The use of RNAi for cancer treatment focuses on the diverse signaling pathways related to tumor growth and metastasis. For example, one of the most widely used methods is to incorporate siRNAs against genes related to angiogenesis pathway (such as vascular endothelial growth factor: VEGF). Another major strategy focuses on the interruption of carcinogenesis by inhibition of the associated pathways involving the protein tyrosine kinase (PTK), EGFR, HER2, PI3K, NF-κB, and HIF-1.

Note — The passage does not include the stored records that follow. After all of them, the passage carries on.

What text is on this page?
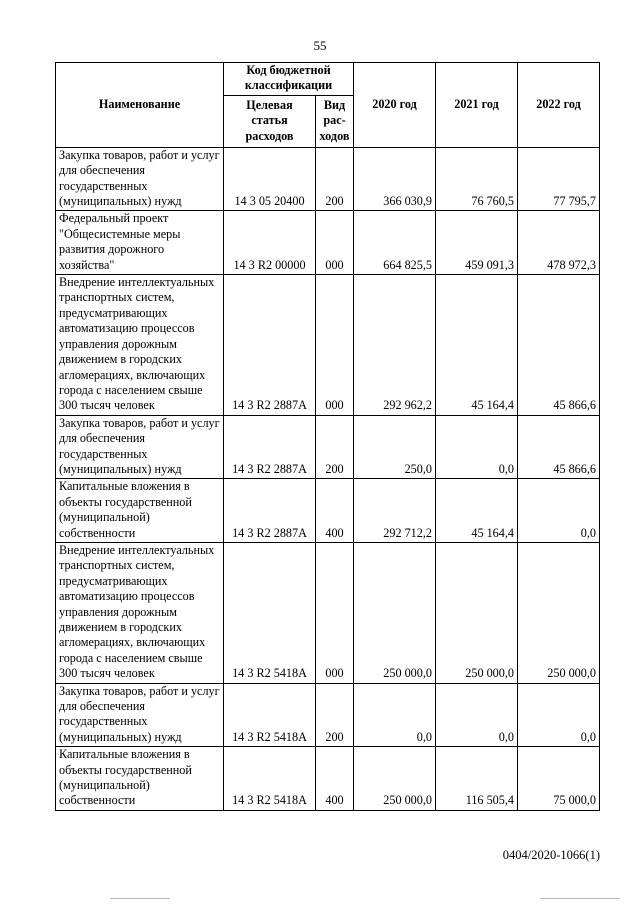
55
Наименование	Код бюджетной классификации		2020 год	2021 год	2022 год
	Целевая статья расходов	Вид рас-ходов			
Закупка товаров, работ и услуг для обеспечения государственных (муниципальных) нужд	14 3 05 20400	200	366 030,9	76 760,5	77 795,7
Федеральный проект "Общесистемные меры развития дорожного хозяйства"	14 3 R2 00000	000	664 825,5	459 091,3	478 972,3
Внедрение интеллектуальных транспортных систем, предусматривающих автоматизацию процессов управления дорожным движением в городских агломерациях, включающих города с населением свыше 300 тысяч человек	14 3 R2 2887A	000	292 962,2	45 164,4	45 866,6
Закупка товаров, работ и услуг для обеспечения государственных (муниципальных) нужд	14 3 R2 2887A	200	250,0	0,0	45 866,6
Капитальные вложения в объекты государственной (муниципальной) собственности	14 3 R2 2887A	400	292 712,2	45 164,4	0,0
Внедрение интеллектуальных транспортных систем, предусматривающих автоматизацию процессов управления дорожным движением в городских агломерациях, включающих города с населением свыше 300 тысяч человек	14 3 R2 5418A	000	250 000,0	250 000,0	250 000,0
Закупка товаров, работ и услуг для обеспечения государственных (муниципальных) нужд	14 3 R2 5418A	200	0,0	0,0	0,0
Капитальные вложения в объекты государственной (муниципальной) собственности	14 3 R2 5418A	400	250 000,0	116 505,4	75 000,0
0404/2020-1066(1)
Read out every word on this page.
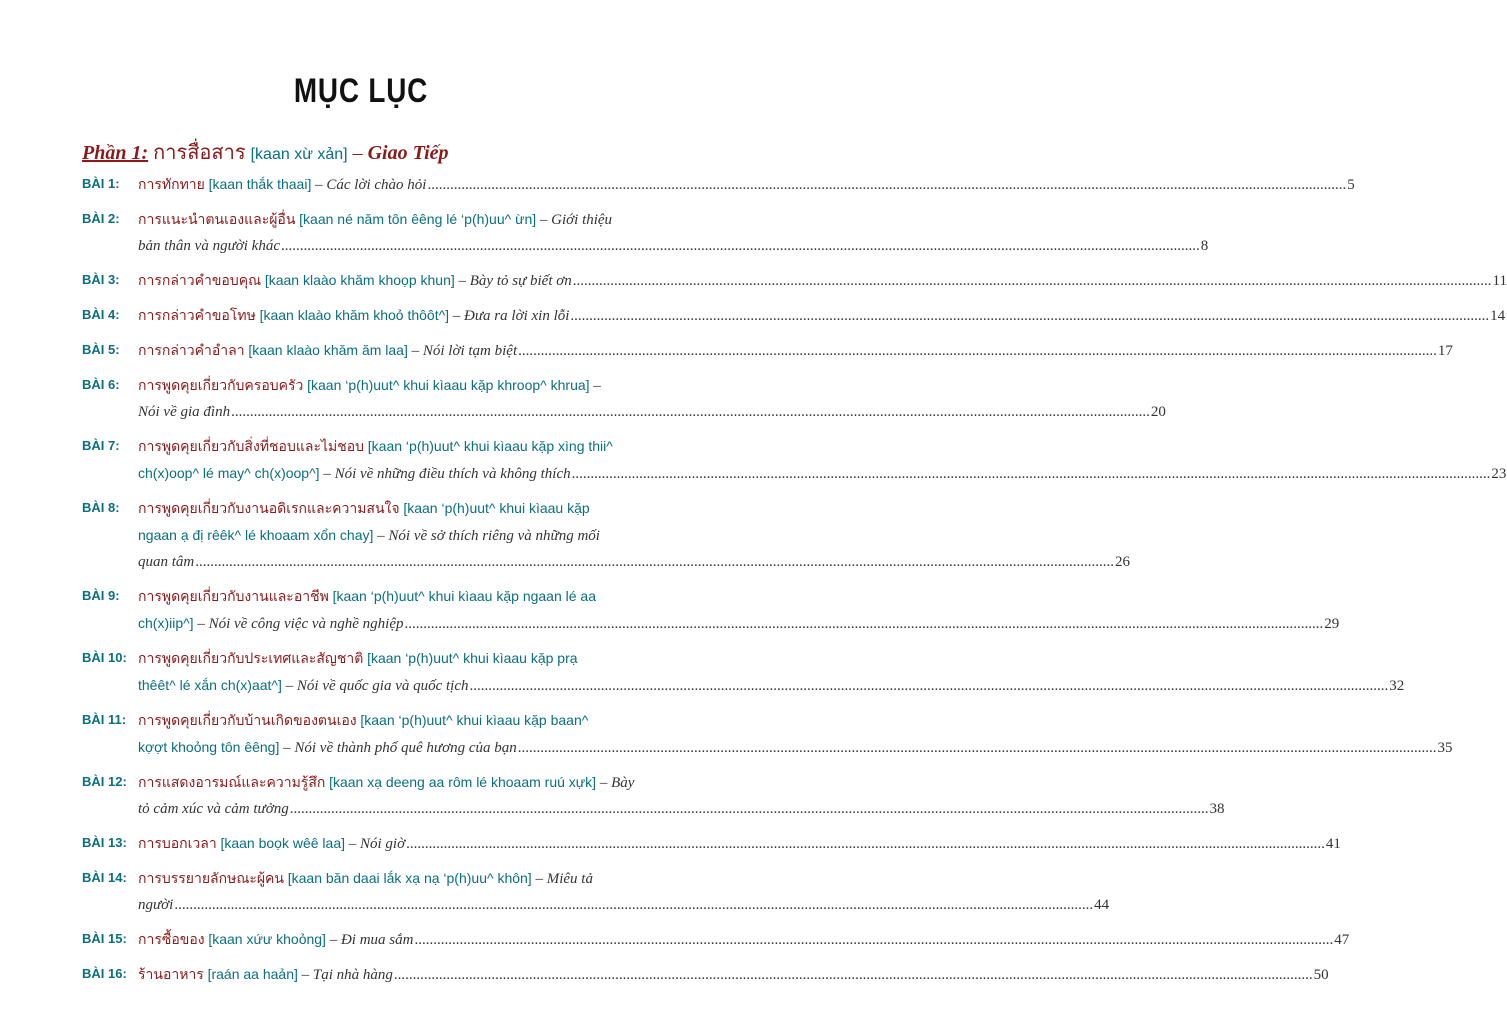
MỤC LỤC
Phần 1: การสื่อสาร [kaan xừ xản] – Giao Tiếp
BÀI 1:	การทักทาย [kaan thắk thaai] – Các lời chào hỏi .....	5
BÀI 2:	การแนะนำตนเองและผู้อื่น [kaan né năm tôn êêng lé ‘p(h)uu^ ừn] – Giới thiệu
bản thân và người khác .....	8
BÀI 3:	การกล่าวคำขอบคุณ [kaan klaào khăm khoọp khun] – Bày tỏ sự biết ơn .....	11
BÀI 4:	การกล่าวคำขอโทษ [kaan klaào khăm khoỏ thôôt^] – Đưa ra lời xin lỗi .....	14
BÀI 5:	การกล่าวคำอำลา [kaan klaào khăm ăm laa] – Nói lời tạm biệt .....	17
BÀI 6:	การพูดคุยเกี่ยวกับครอบครัว [kaan ‘p(h)uut^ khui kìaau kặp khroop^ khrua] –
Nói về gia đình .....	20
BÀI 7:	การพูดคุยเกี่ยวกับสิ่งที่ชอบและไม่ชอบ [kaan ‘p(h)uut^ khui kìaau kặp xìng thii^
ch(x)oop^ lé may^ ch(x)oop^] – Nói về những điều thích và không thích .....	23
BÀI 8:	การพูดคุยเกี่ยวกับงานอดิเรกและความสนใจ [kaan ‘p(h)uut^ khui kìaau kặp
ngaan ạ đị rêêk^ lé khoaam xổn chay] – Nói về sở thích riêng và những mối
quan tâm .....	26
BÀI 9:	การพูดคุยเกี่ยวกับงานและอาชีพ [kaan ‘p(h)uut^ khui kìaau kặp ngaan lé aa
ch(x)iip^] – Nói về công việc và nghề nghiệp .....	29
BÀI 10: การพูดคุยเกี่ยวกับประเทศและสัญชาติ [kaan ‘p(h)uut^ khui kìaau kặp prạ
thêêt^ lé xắn ch(x)aat^] – Nói về quốc gia và quốc tịch .....	32
BÀI 11: การพูดคุยเกี่ยวกับบ้านเกิดของตนเอง [kaan ‘p(h)uut^ khui kìaau kặp baan^
kợợt khoỏng tôn êêng] – Nói về thành phố quê hương của bạn .....	35
BÀI 12: การแสดงอารมณ์และความรู้สึก [kaan xạ deeng aa rôm lé khoaam ruú xựk] – Bày
tỏ cảm xúc và cảm tưởng .....	38
BÀI 13: การบอกเวลา [kaan boọk wêê laa] – Nói giờ .....	41
BÀI 14: การบรรยายลักษณะผู้คน [kaan băn daai lắk xạ nạ ‘p(h)uu^ khôn] – Miêu tả
người .....	44
BÀI 15: การซื้อของ [kaan xứư khoỏng] – Đi mua sắm .....	47
BÀI 16: ร้านอาหาร [raán aa haản] – Tại nhà hàng .....	50
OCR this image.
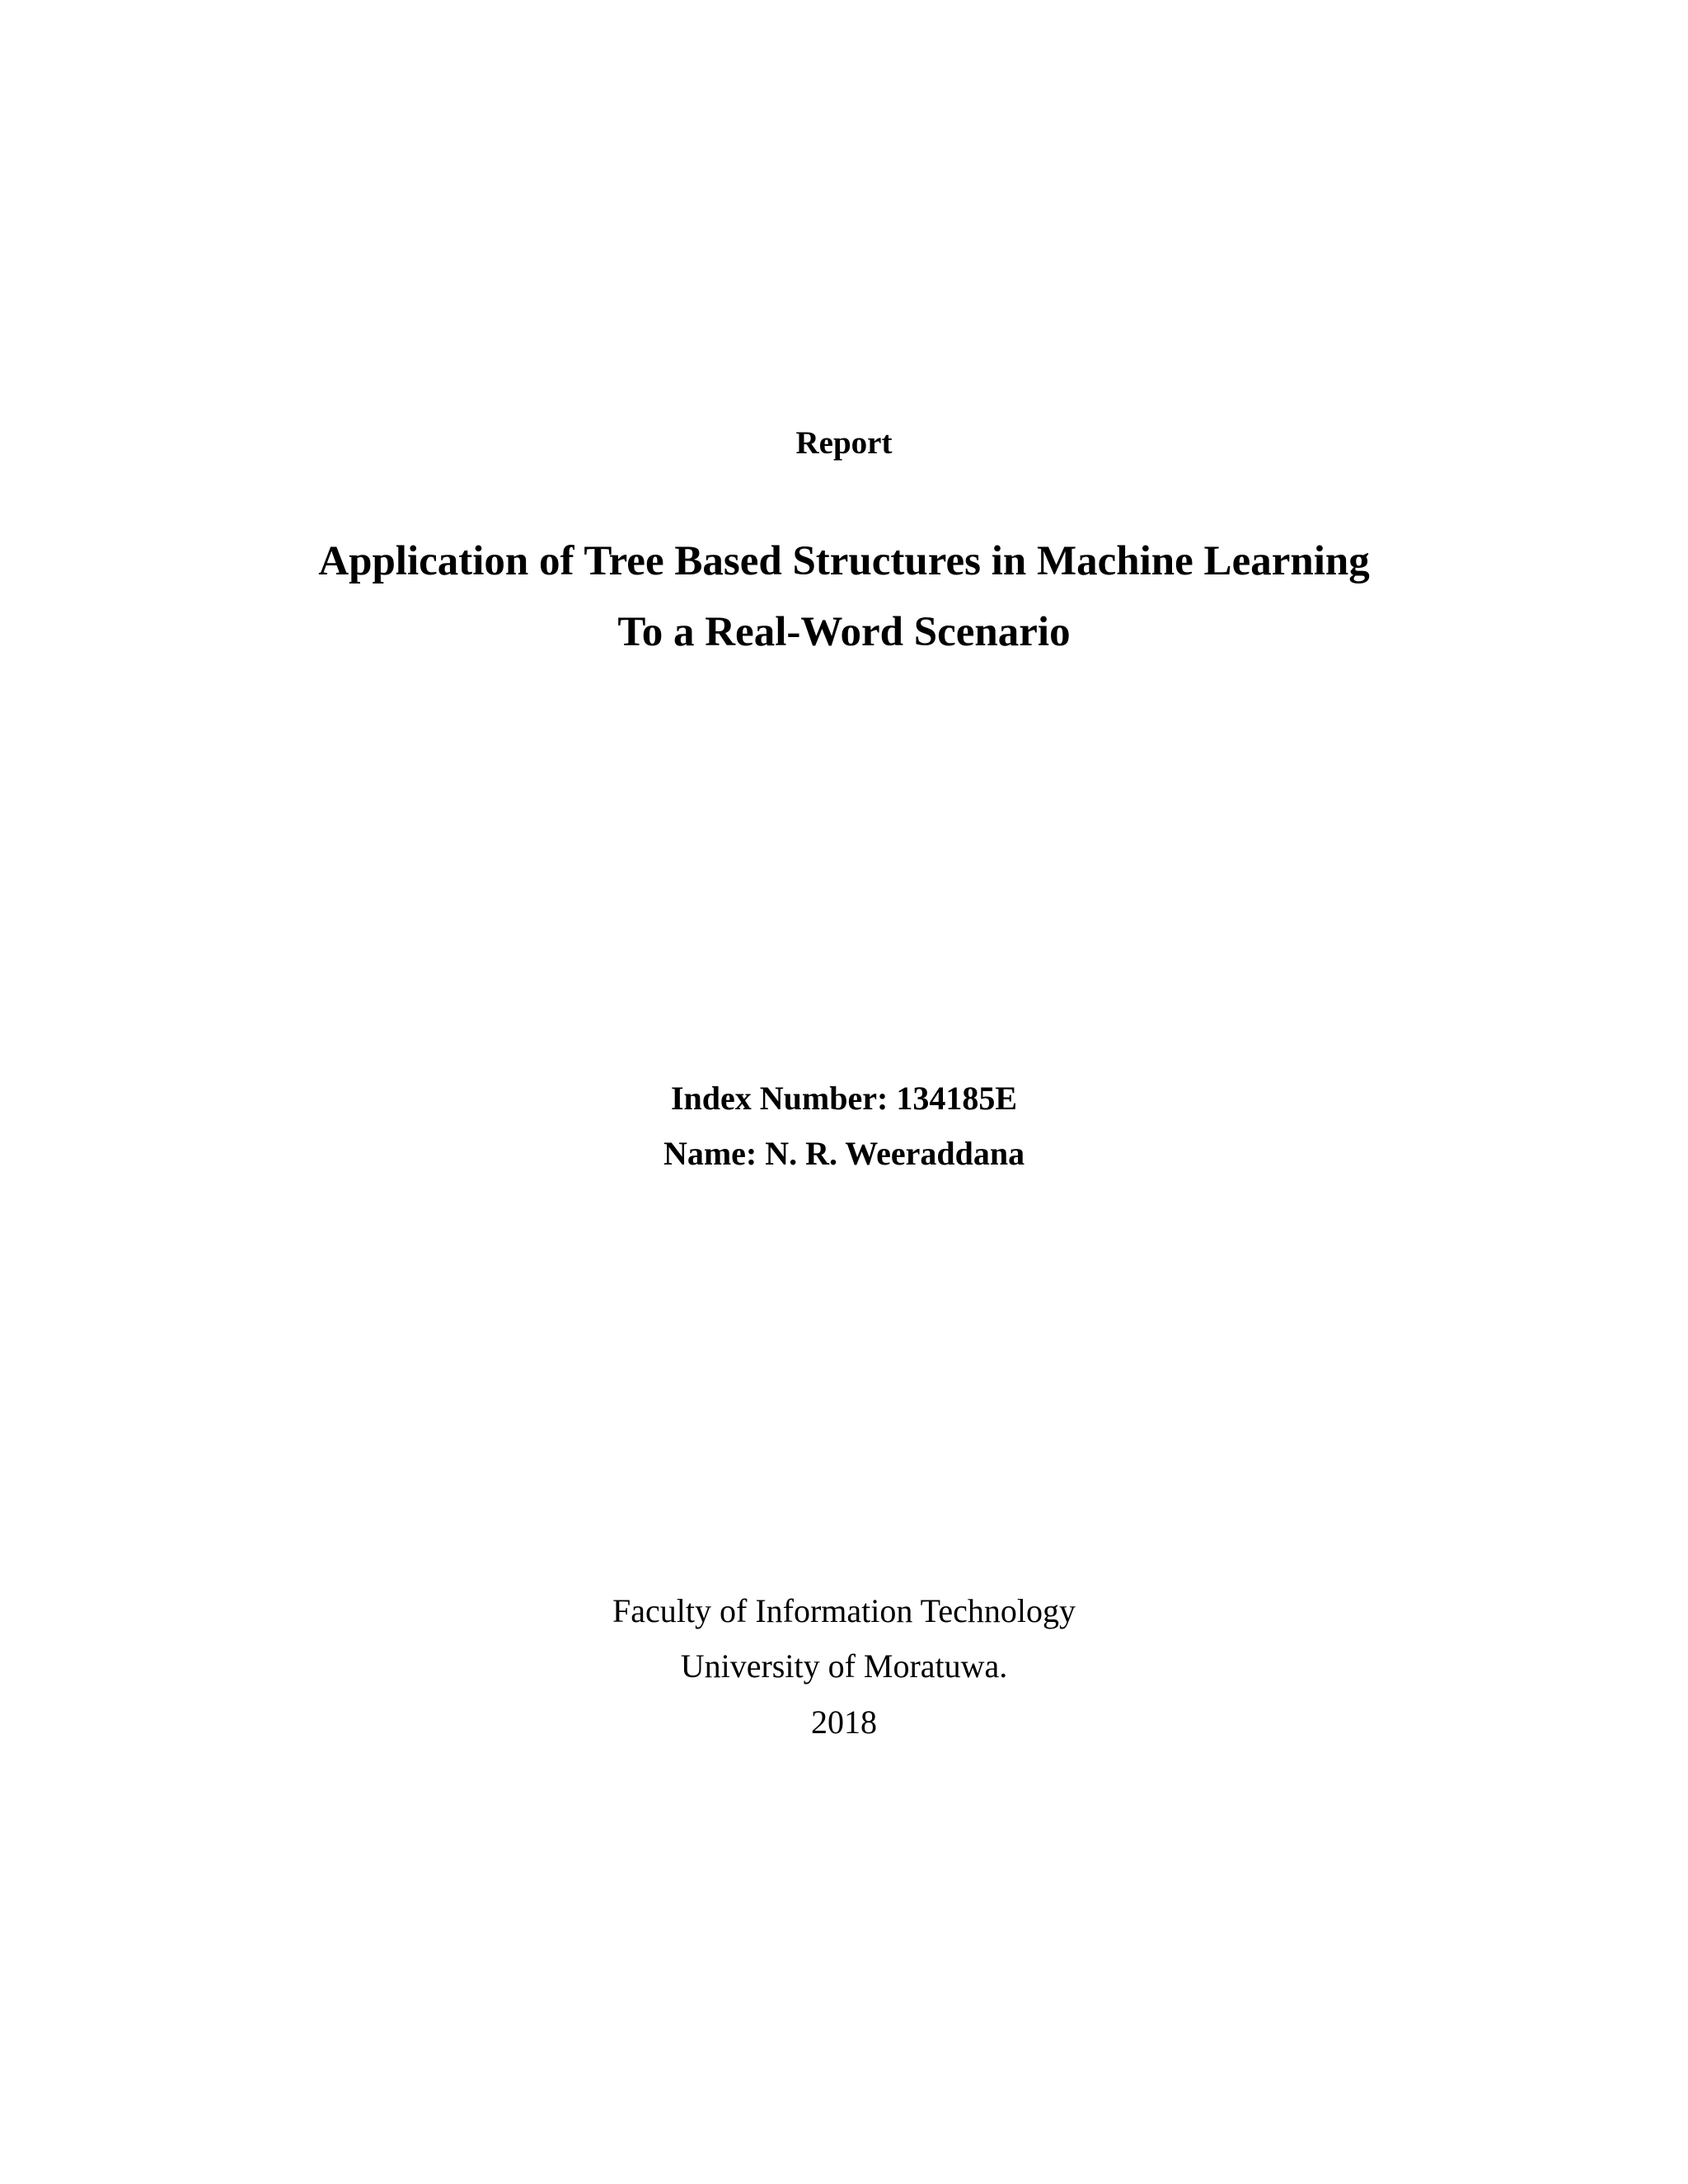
Report
Application of Tree Based Structures in Machine Learning
To a Real-Word Scenario
Index Number: 134185E
Name: N. R. Weeraddana
Faculty of Information Technology
University of Moratuwa.
2018
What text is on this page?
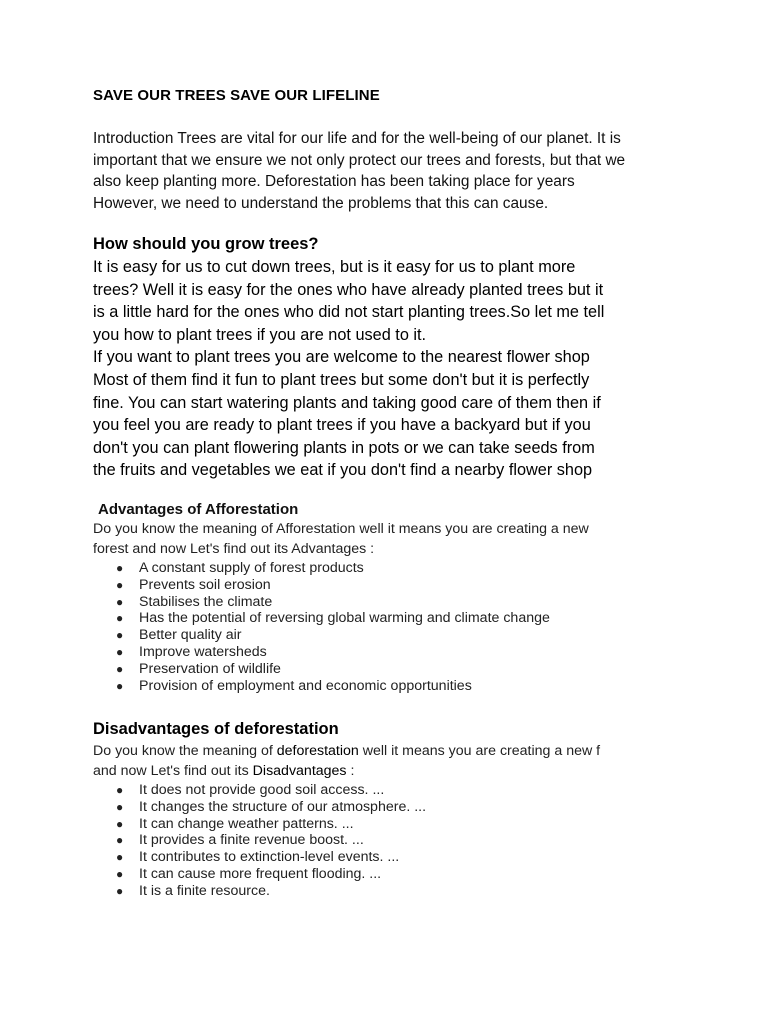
SAVE OUR TREES SAVE OUR LIFELINE
Introduction Trees are vital for our life and for the well-being of our planet. It is
important that we ensure we not only protect our trees and forests, but that we
also keep planting more. Deforestation has been taking place for years
However, we need to understand the problems that this can cause.
How should you grow trees?
It is easy for us to cut down trees, but is it easy for us to plant more
trees? Well it is easy for the ones who have already planted trees but it
is a little hard for the ones who did not start planting trees.So let me tell
you how to plant trees if you are not used to it.
If you want to plant trees you are welcome to the nearest flower shop
Most of them find it fun to plant trees but some don't but it is perfectly
fine. You can start watering plants and taking good care of them then if
you feel you are ready to plant trees if you have a backyard but if you
don't you can plant flowering plants in pots or we can take seeds from
the fruits and vegetables we eat if you don't find a nearby flower shop
Advantages of Afforestation
Do you know the meaning of Afforestation well it means you are creating a new
forest and now Let's find out its Advantages :
● A constant supply of forest products
● Prevents soil erosion
● Stabilises the climate
● Has the potential of reversing global warming and climate change
● Better quality air
● Improve watersheds
● Preservation of wildlife
● Provision of employment and economic opportunities
Disadvantages of deforestation
Do you know the meaning of deforestation well it means you are creating a new f
and now Let's find out its Disadvantages :
● It does not provide good soil access. ...
● It changes the structure of our atmosphere. ...
● It can change weather patterns. ...
● It provides a finite revenue boost. ...
● It contributes to extinction-level events. ...
● It can cause more frequent flooding. ...
● It is a finite resource.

Compelling evidences have demonstrated that miRNAs function as either oncogenes or tumor suppressors. An increasing number of studies have identified miRNAs as potential biomarkers for human cancer diagnosis, prognosis and therapeutic targets or tools. For example, the miR-34 family, including miR-34a, miR-34b and miR-34c, are cancer-suppressive miRNAs, inducing growth arrest, APOP, and metastasis inhibition.
Tumor-associated or specific antigen-encoding mRNA could be delivered and expressed in APCs such as DC, resulting in the stimulation and proliferation of cytotoxic T lymphocyte (CTL) specific for the administered antigen. As shown (Fig 1), When mRNA cancer vaccines are injected intradermally, they induce the activation of skin-resident immature DCs. Activated DCs migrate to the secondary lymphoid organ, thereby transducing proliferation and the activation signal to naive CD8+ T cells. Fully activated effector CD8+ T cells show an antitumor effect against the specific cancer cells which express the antigen encoded by injected IVT mRNA.
Fig1. Mechanism of mRNA cancer vaccines.
Despite the challenging obstacles, RNA-target therapeutics have a significant impact on the diagnosis and treatment of cancer. In addition, the combination of genetic diagnosis using next-generation sequencing and RNA-target therapy may provide effective precision medicine for cancer patients.